Combats de femmes
Pour cette rentrée, plusieurs spectacles traitent de la condition féminine. Et c’est plutôt bon signe. En voici une petite sélection.
« La Visite »
Est-il si merveilleux d’enfanter ? Dans le monologue d’Anne Berest, Lolita Chammah excelle en mère larguée. Au bout du rouleau, elle n’est peut-être pas si dérangée, mais dérangeante à coup sûr ! Le thé est servi et le nouveau-né attend son lait. La jeune femme reçoit ses visiteurs, les prenant à témoin de sa révolution : on pourrait faire des fromages au lait de femme !
Parole directe et sans fard au public : être mère n’a rien du miracle annoncé. Pourquoi l’instinct maternel serait-il inné ? Comme les représentations sociales ou la culture, il se construit – ou non – au fil de l’histoire de chaque femme. Convoquant ses connaissances scientifiques, la jeune femme passe alors en revue le monde animal, de la tortue qui abandonne sa progéniture, à la lézarde qui la dévore. Elle déculpabilise ainsi nombre de « mauvaises » mères et démontre en quoi la femme ne se cantonne pas à sa fonction de génitrice.
Théâtre du Rond-Point, du 7 au 17 octobre 2020, réservation
« Féministe pour Homme »
Comment rester féministe en porte-jarretelle ! Chaque dimanche et lundi soirs, Noémie de Lattre clame haut et fort son féminisme sans rien sacrifier de sa féminité. Avec ses décolletés plongeants et ses talons vertigineux, elle lutte contre les stéréotypes tout en dénonçant sexisme ordinaire, discrimination et violences. Son esprit libre et cocasse fait mouche. Culottée, elle fait voler les tabous en éclat. Un show bouillant, entre cabaret et tribune, stand-up et confession manifeste.
Lire la critique ici
La Pépinière Théâtre, jusqu’au 4 janvier 2021, réservations
« Et pendant ce temps Simone veille »
Revisiter soixante ans de luttes est toujours utile pour mieux comprendre le combat semé d’embûches, pour les femmes d’hier et d’aujourd’hui. Et pour les futures qui ne baisseront pas les bras ! Fort de son succès depuis 2012, cette comédie retrace l’évolution de la condition féminine de l’après-guerre à nos jours. Du divorce à la PMA, en passant par le droit de vote ou l’avortement, la pièce est une machine à remonter le temps avec quatre comédiennes qui nous font voyager entre les époques.

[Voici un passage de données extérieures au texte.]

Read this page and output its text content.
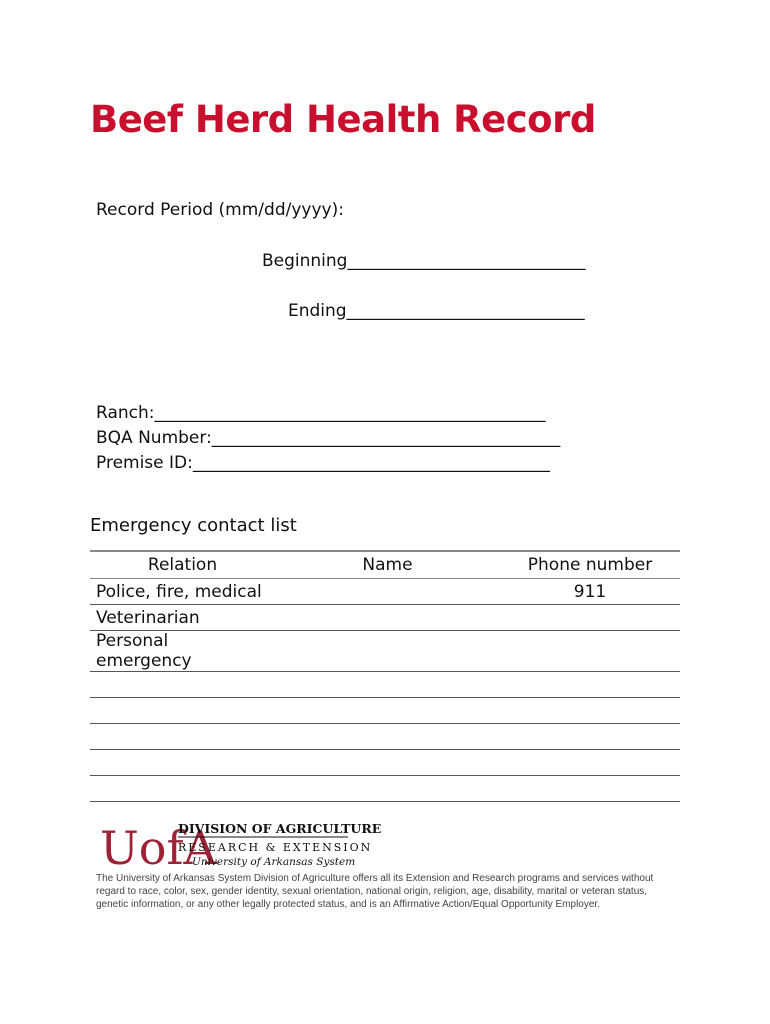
Beef Herd Health Record
Record Period (mm/dd/yyyy):
Beginning____________________________
Ending____________________________
Ranch:______________________________________________
BQA Number:_________________________________________
Premise ID:__________________________________________
Emergency contact list
Relation	Name	Phone number
Police, fire, medical		911
Veterinarian		
Personal emergency		

UofA
DIVISION OF AGRICULTURE
RESEARCH & EXTENSION
University of Arkansas System

The University of Arkansas System Division of Agriculture offers all its Extension and Research programs and services without regard to race, color, sex, gender identity, sexual orientation, national origin, religion, age, disability, marital or veteran status, genetic information, or any other legally protected status, and is an Affirmative Action/Equal Opportunity Employer.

Comédie Bastille, jusqu’au 4 janvier 2021, réservation
« Affaires sensibles »
Adaptée de la fameuse émission de France Inter, la pièce se concentre sur quelques-unes des grandes affaires qui ont marqué les soixante-dix dernières années. Sur scène Fabrice Drouelle et la comédienne Clémence Thioly racontent trois destins, trois combats de femmes hors du commun qui incarnent la liberté : Pauline Dubuisson, amoureuse transgressive condamnée pour le meurtre de son ex petit ami ; Marie Humbert, qui a milité pour le droit à mourir de son fils tétraplégique ; Édith Cresson, ancienne Première Ministre indépendante anticonformiste. Des affaires effectivement sensibles.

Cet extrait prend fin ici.